Une trésorerie qui dérape
Le temps presse. Les encours des éleveurs de porcs bretons chez leurs fournisseurs d'alimentation animale (délais de paiement, aides à l'investissement, avances de céréales...), qui étaient de 60 millions d'euros en moyenne sur l'année 2014, ont augmenté de près de « 15 millions d'euros supplémentaires en seulement 3 mois », s'alarment les fabricants bretons de Nutrinoë, dans un communiqué le 1er avril. « La situation est grave », analyse Laurent Morin, délégué général de Nutrinoë. Les entreprises de nutrition bretonnes appellent les éleveurs en difficulté à se faire connaître rapidement auprès des cellules de crise porcine mises en place dans les préfectures « pour qu'ils puissent bénéficier des aides promises ». « S'ils ne le font pas, les pouvoirs publics ne prendront pas la mesure de la crise », explique L. Morin. Présents lors de la réunion, le 31 mars, les représentants des banques ont dressé un portrait inquiétant de la situation. « L'une des banques nous a expliqué que 40% des situations sont saines.
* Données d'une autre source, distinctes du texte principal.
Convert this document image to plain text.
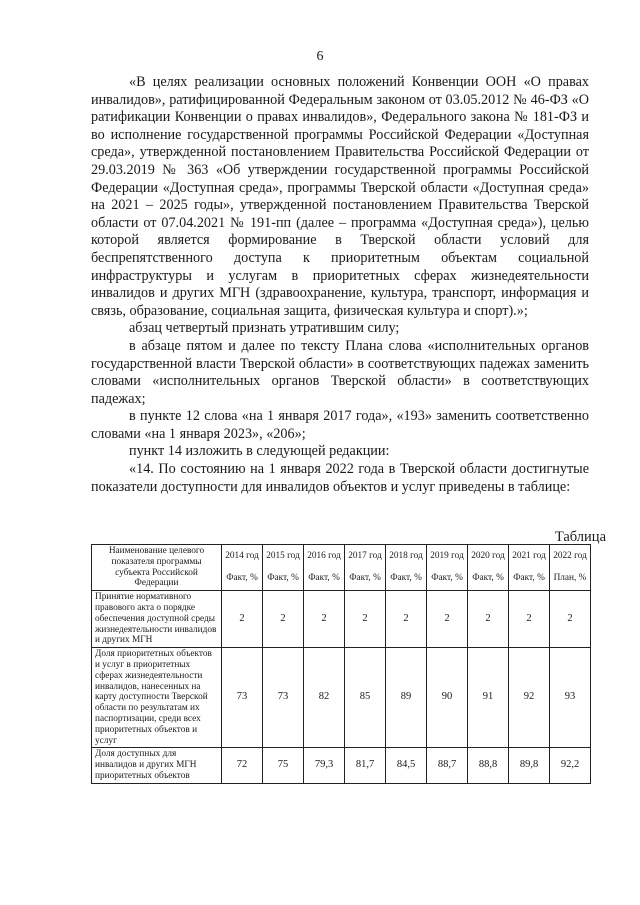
6

«В целях реализации основных положений Конвенции ООН «О правах инвалидов», ратифицированной Федеральным законом от 03.05.2012 № 46-ФЗ «О ратификации Конвенции о правах инвалидов», Федерального закона № 181-ФЗ и во исполнение государственной программы Российской Федерации «Доступная среда», утвержденной постановлением Правительства Российской Федерации от 29.03.2019 № 363 «Об утверждении государственной программы Российской Федерации «Доступная среда», программы Тверской области «Доступная среда» на 2021 – 2025 годы», утвержденной постановлением Правительства Тверской области от 07.04.2021 № 191-пп (далее – программа «Доступная среда»), целью которой является формирование в Тверской области условий для беспрепятственного доступа к приоритетным объектам социальной инфраструктуры и услугам в приоритетных сферах жизнедеятельности инвалидов и других МГН (здравоохранение, культура, транспорт, информация и связь, образование, социальная защита, физическая культура и спорт).»;

абзац четвертый признать утратившим силу;

в абзаце пятом и далее по тексту Плана слова «исполнительных органов государственной власти Тверской области» в соответствующих падежах заменить словами «исполнительных органов Тверской области» в соответствующих падежах;

в пункте 12 слова «на 1 января 2017 года», «193» заменить соответственно словами «на 1 января 2023», «206»;

пункт 14 изложить в следующей редакции:

«14. По состоянию на 1 января 2022 года в Тверской области достигнутые показатели доступности для инвалидов объектов и услуг приведены в таблице:

Таблица
Наименование целевого показателя программы субъекта Российской Федерации	2014 год	2015 год	2016 год	2017 год	2018 год	2019 год	2020 год	2021 год	2022 год
	Факт, %	Факт, %	Факт, %	Факт, %	Факт, %	Факт, %	Факт, %	Факт, %	План, %
Принятие нормативного правового акта о порядке обеспечения доступной среды жизнедеятельности инвалидов и других МГН	2	2	2	2	2	2	2	2	2
Доля приоритетных объектов и услуг в приоритетных сферах жизнедеятельности инвалидов, нанесенных на карту доступности Тверской области по результатам их паспортизации, среди всех приоритетных объектов и услуг	73	73	82	85	89	90	91	92	93
Доля доступных для инвалидов и других МГН приоритетных объектов	72	75	79,3	81,7	84,5	88,7	88,8	89,8	92,2
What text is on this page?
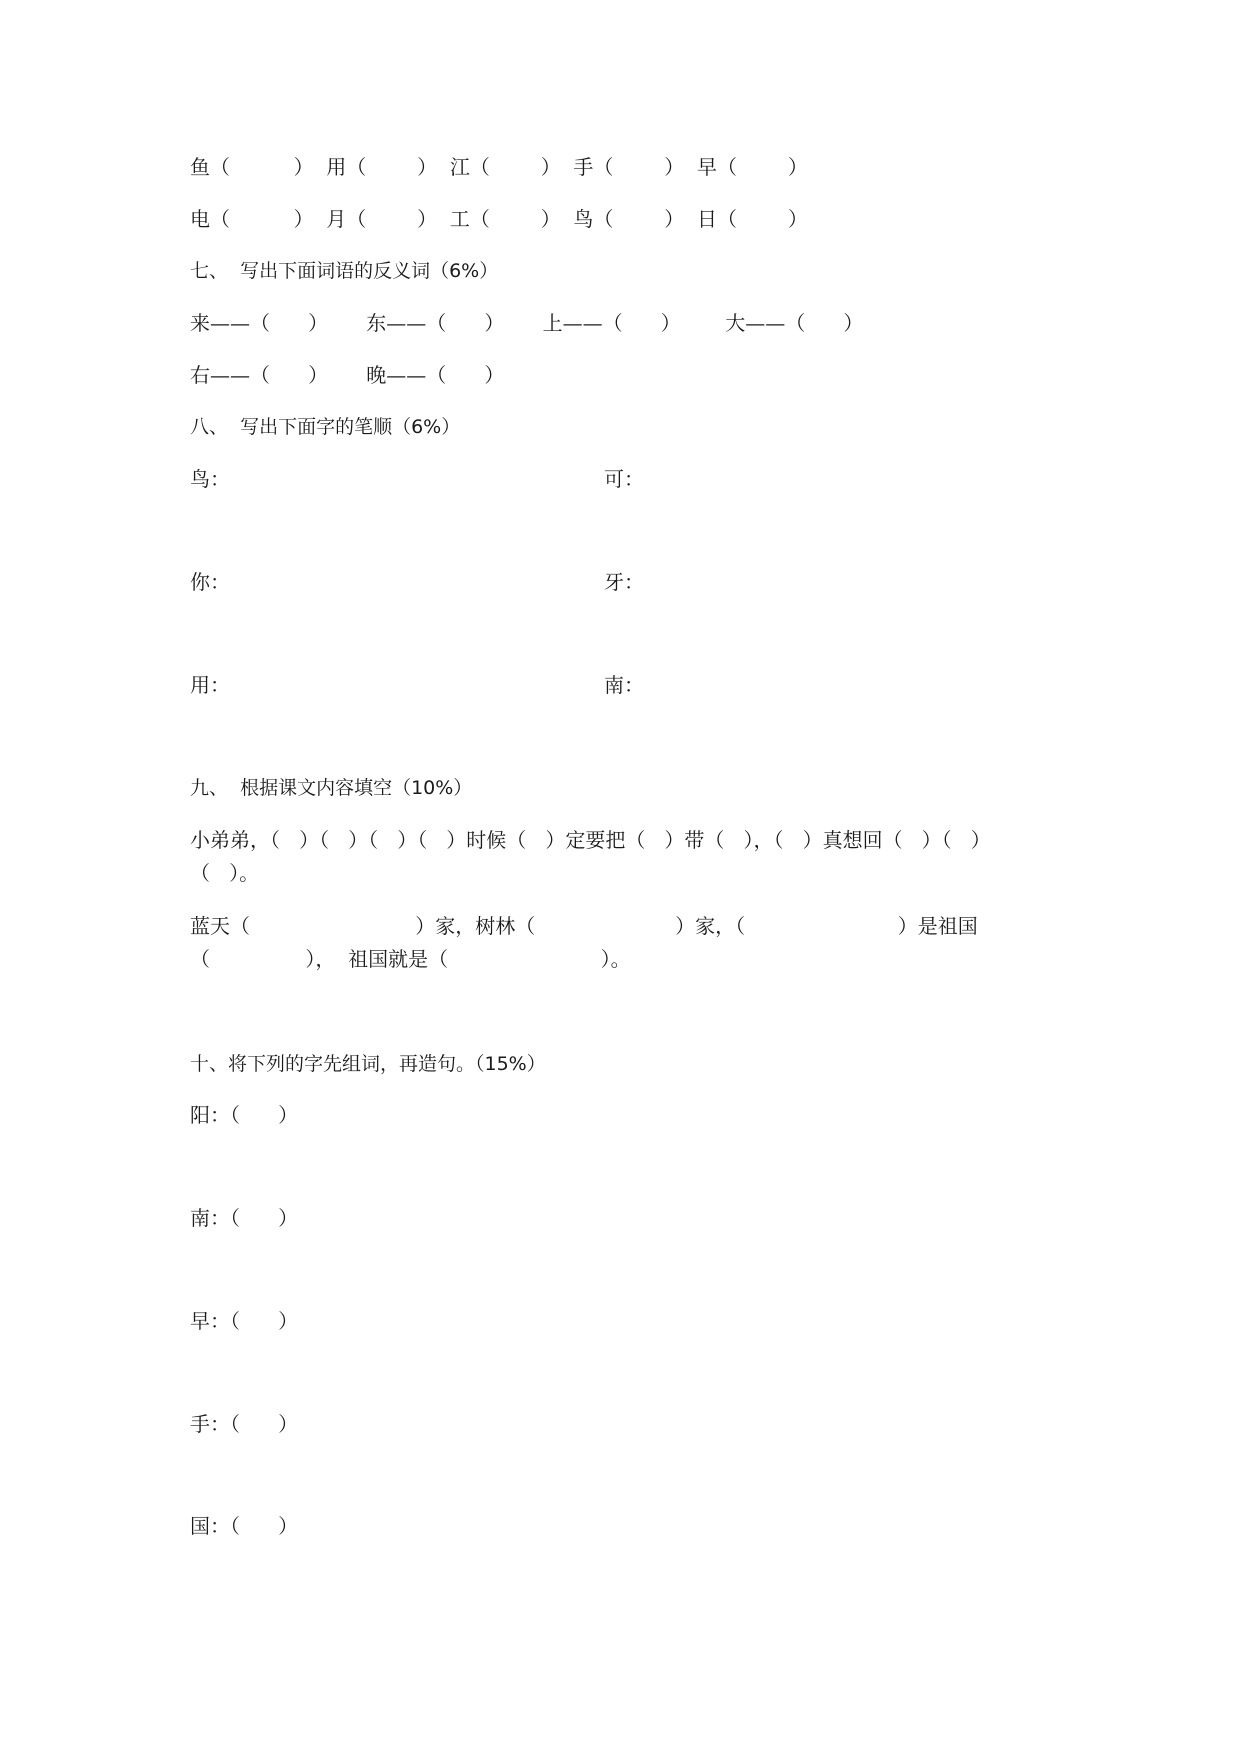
鱼（          ）  用（        ）  江（        ）  手（        ）  早（        ）
电（          ）  月（        ）  工（        ）  鸟（        ）  日（        ）
七、  写出下面词语的反义词（6%）
来——（      ）      东——（      ）      上——（      ）       大——（      ）
右——（      ）      晚——（      ）
八、  写出下面字的笔顺（6%）
鸟：	可：
你：	牙：
用：	南：
九、  根据课文内容填空（10%）
小弟弟，（   ）（   ）（   ）（   ）时候（   ）定要把（   ）带（   ），（   ）真想回（   ）（   ）
（   ）。
蓝天（                          ）家，树林（                      ）家，（                        ）是祖国
（               ），  祖国就是（                        ）。
十、将下列的字先组词，再造句。（15%）
阳：（      ）
南：（      ）
早：（      ）
手：（      ）
国：（      ）
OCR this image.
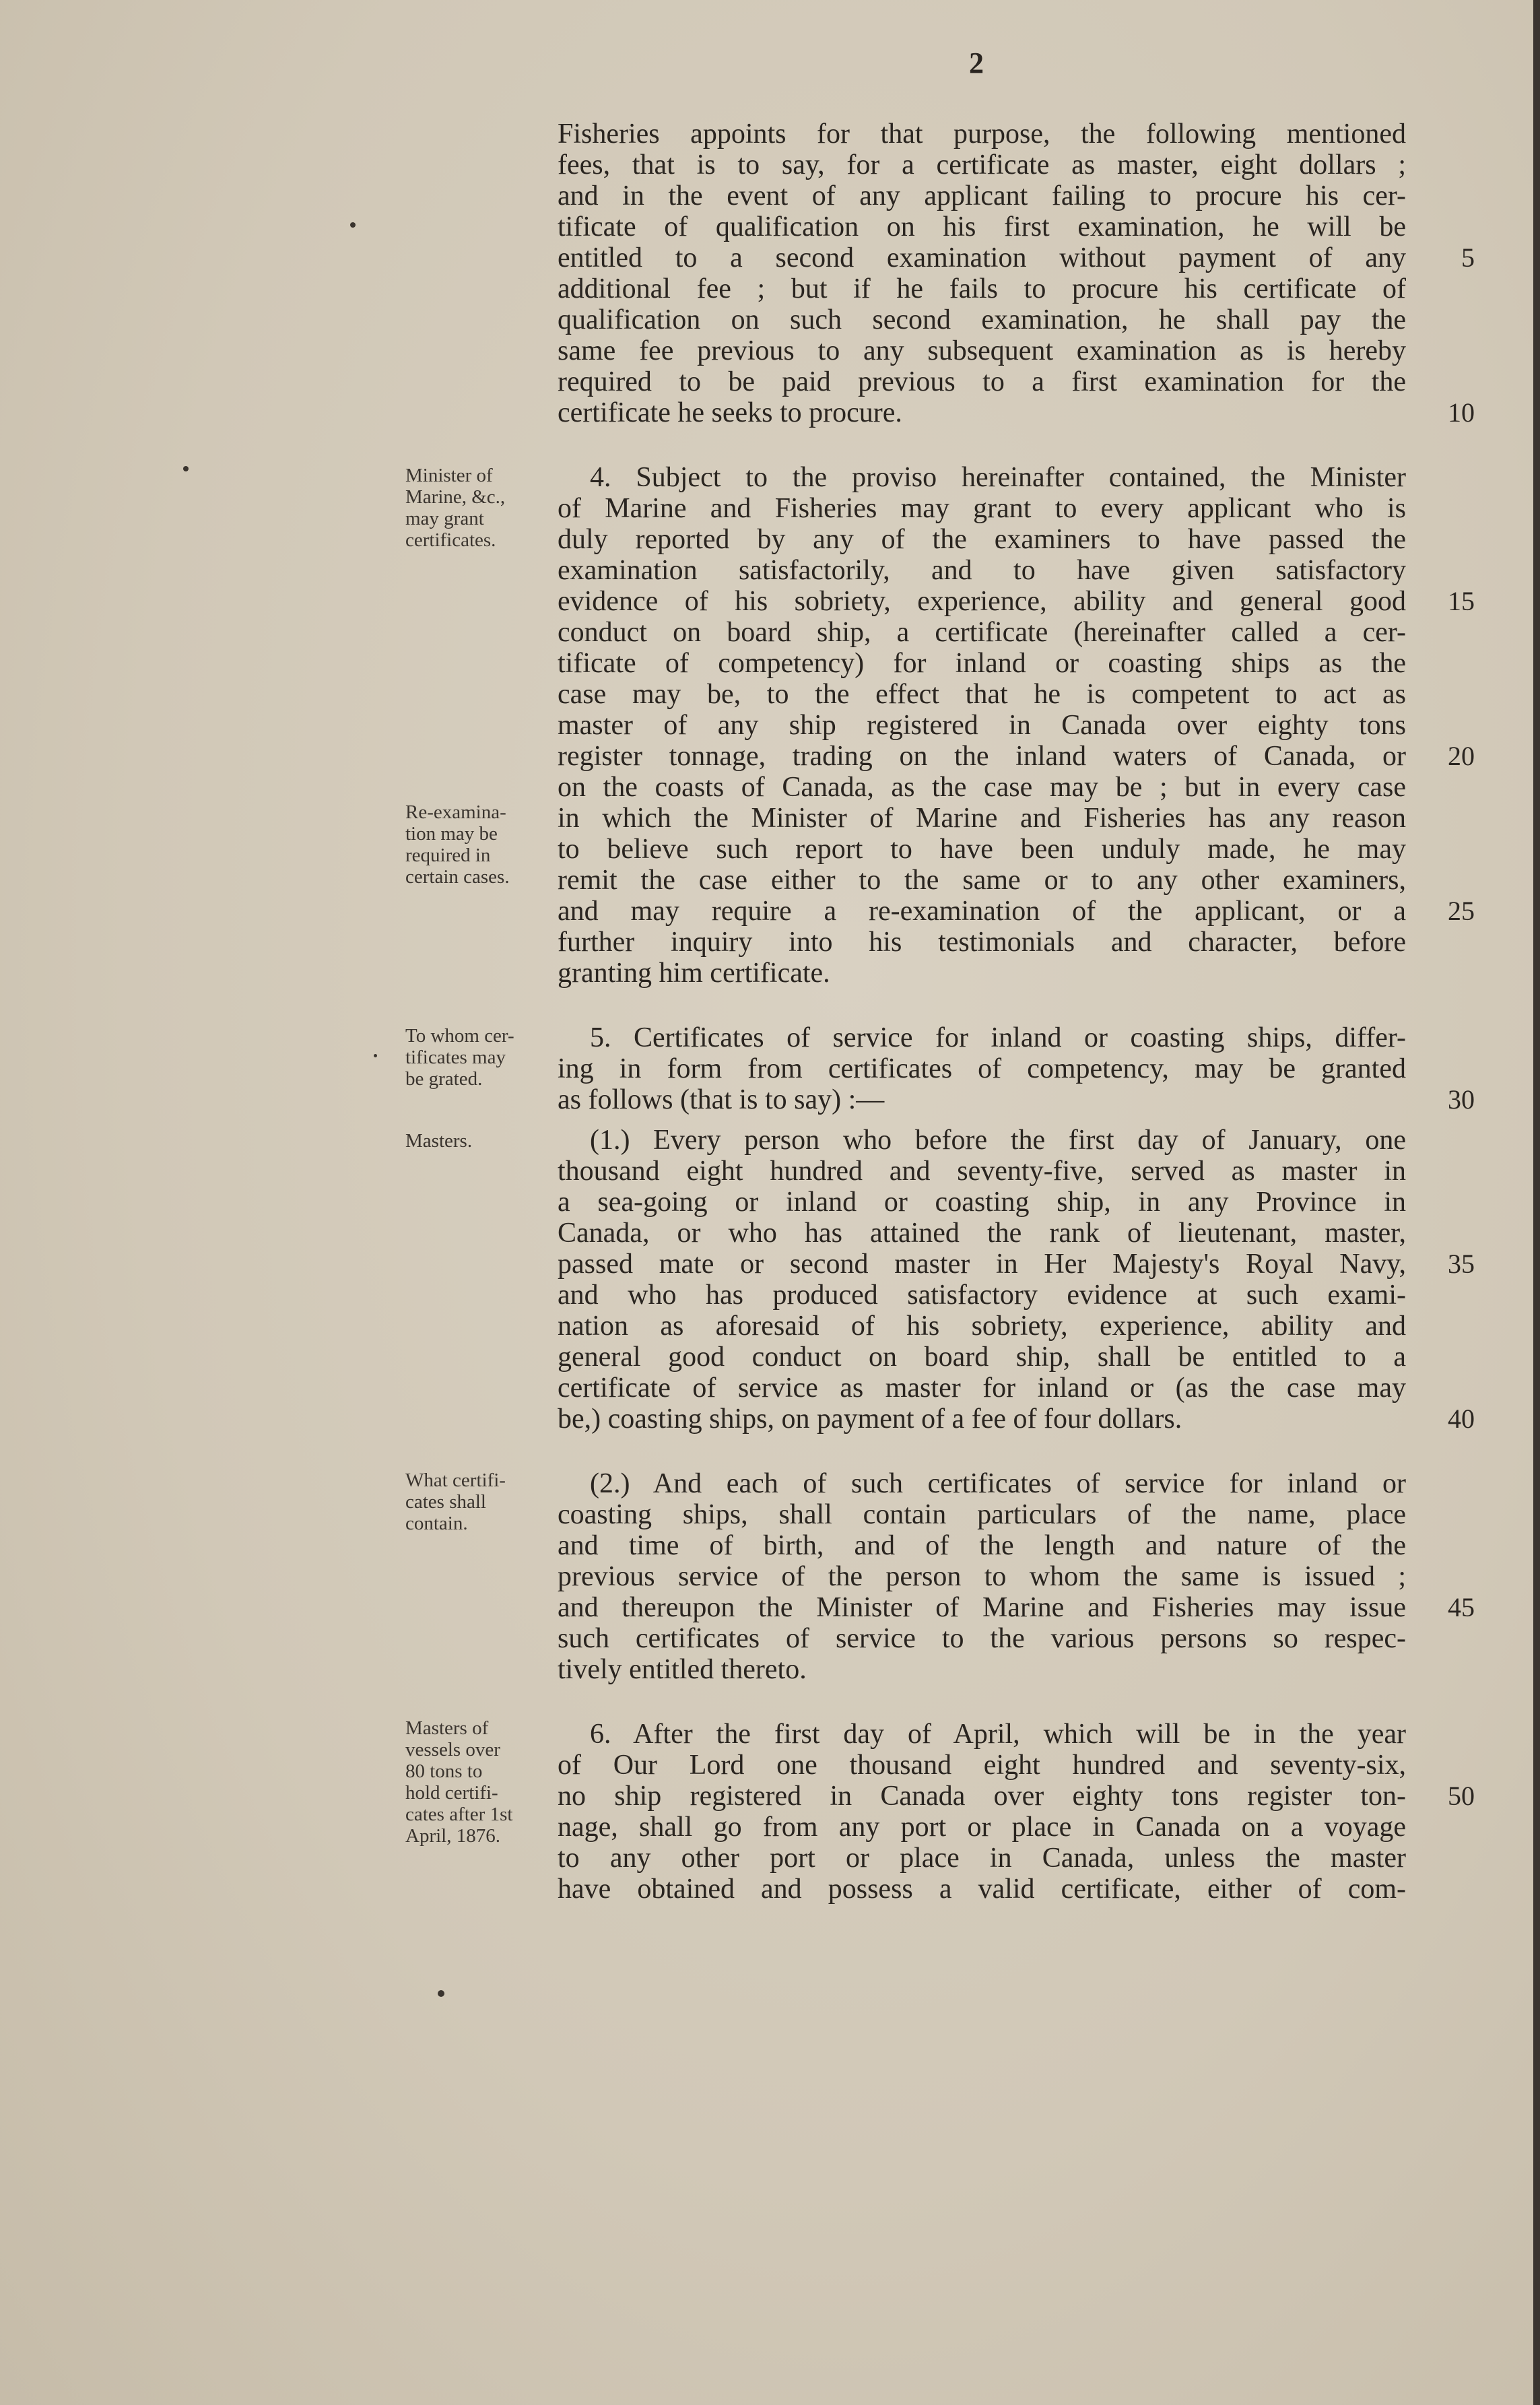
2
Fisheries appoints for that purpose, the following mentioned
fees, that is to say, for a certificate as master, eight dollars ;
and in the event of any applicant failing to procure his cer-
tificate of qualification on his first examination, he will be
entitled to a second examination without payment of any
additional fee ; but if he fails to procure his certificate of
qualification on such second examination, he shall pay the
same fee previous to any subsequent examination as is hereby
required to be paid previous to a first examination for the
certificate he seeks to procure.
4. Subject to the proviso hereinafter contained, the Minister
of Marine and Fisheries may grant to every applicant who is
duly reported by any of the examiners to have passed the
examination satisfactorily, and to have given satisfactory
evidence of his sobriety, experience, ability and general good
conduct on board ship, a certificate (hereinafter called a cer-
tificate of competency) for inland or coasting ships as the
case may be, to the effect that he is competent to act as
master of any ship registered in Canada over eighty tons
register tonnage, trading on the inland waters of Canada, or
on the coasts of Canada, as the case may be ; but in every case
in which the Minister of Marine and Fisheries has any reason
to believe such report to have been unduly made, he may
remit the case either to the same or to any other examiners,
and may require a re-examination of the applicant, or a
further inquiry into his testimonials and character, before
granting him certificate.
5. Certificates of service for inland or coasting ships, differ-
ing in form from certificates of competency, may be granted
as follows (that is to say) :—
(1.) Every person who before the first day of January, one
thousand eight hundred and seventy-five, served as master in
a sea-going or inland or coasting ship, in any Province in
Canada, or who has attained the rank of lieutenant, master,
passed mate or second master in Her Majesty's Royal Navy,
and who has produced satisfactory evidence at such exami-
nation as aforesaid of his sobriety, experience, ability and
general good conduct on board ship, shall be entitled to a
certificate of service as master for inland or (as the case may
be,) coasting ships, on payment of a fee of four dollars.
(2.) And each of such certificates of service for inland or
coasting ships, shall contain particulars of the name, place
and time of birth, and of the length and nature of the
previous service of the person to whom the same is issued ;
and thereupon the Minister of Marine and Fisheries may issue
such certificates of service to the various persons so respec-
tively entitled thereto.
6. After the first day of April, which will be in the year
of Our Lord one thousand eight hundred and seventy-six,
no ship registered in Canada over eighty tons register ton-
nage, shall go from any port or place in Canada on a voyage
to any other port or place in Canada, unless the master
have obtained and possess a valid certificate, either of com-
5
10
15
20
25
30
35
40
45
50
Minister of
Marine, &c.,
may grant
certificates.
Re-examina-
tion may be
required in
certain cases.
To whom cer-
tificates may
be grated.
Masters.
What certifi-
cates shall
contain.
Masters of
vessels over
80 tons to
hold certifi-
cates after 1st
April, 1876.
Cela veut dire que 60% des situations ne le sont pas ! », s'alarme Paul Auffray. Aucune amélioration n'est attendue du marché avant l'été prochain. Les prévisions pour 2015 font apparaître une production en hausse en Europe (+1%) et en baisse en France (-1%), et une consommation stable, rapporte l'Ifip-Institut du porc. « Sur l'année, la tendance de prix est à la constance, autour de 1,25€ le kilo (prix du marché au porc breton, ndlr). Il devrait manquer aux éleveurs une petite dizaine de centimes sur l'année par rapport au coût de production », estime Michel Rieu. Il semble bien que la solution pour les éleveurs ne viendra pas du marché, mais de l'organisation de la filière.
Lors de la table ronde sur la crise porcine, qui a eu lieu le 31 mars, au ministère de l'Agriculture, l'interprofession porcine (Inaporc) a demandé au ministre une expérimentation de baisse des coûts salariaux pour la filière porcine, avec une baisse de 25% des charges sociales. « Nous n'avons pas le sentiment d'avoir été entendus », regrette Guillaume Roué, président de l'Inaporc à la sortie de la réunion. Le ministère souhaite que la filière porcine exploite pleinement les dispositifs déjà en place du Pacte de responsabilité, comme le CICE ou le contrat de génération, ou du Plan d'investissement d'avenir (PIA) auxquels elle aurait encore trop peu émargé. « C'était la première fois que l'interprofession était unie derrière une revendication principale », explique Paul Rouche
Présente lors de la table ronde sur la crise porcine, le 31 mars, au ministère de l'Agriculture, la Coordination rurale estime que les mesures annoncées pèsent « trop peu pour être efficaces », a réagi le syndicat, le 2 avril. « La revalorisation du logo Porc français, la revalorisation de la prime de traçabilité ou l'encadrement des promotions, elles ne seront efficaces qu'à condition que le prix de marché remonte rapidement et durablement ». Et d'ajouter : « En 35 ans, jamais la crise n'a duré aussi longtemps. Les producteurs ont fait d'énormes efforts sur la traçabilité, la qualité, les mises aux normes (...). Ils ont assumé des investissements lourds sans jamais obtenir en contrepartie un retour financier sur leur prix à la production. Cette situation est devenue inhumaine ».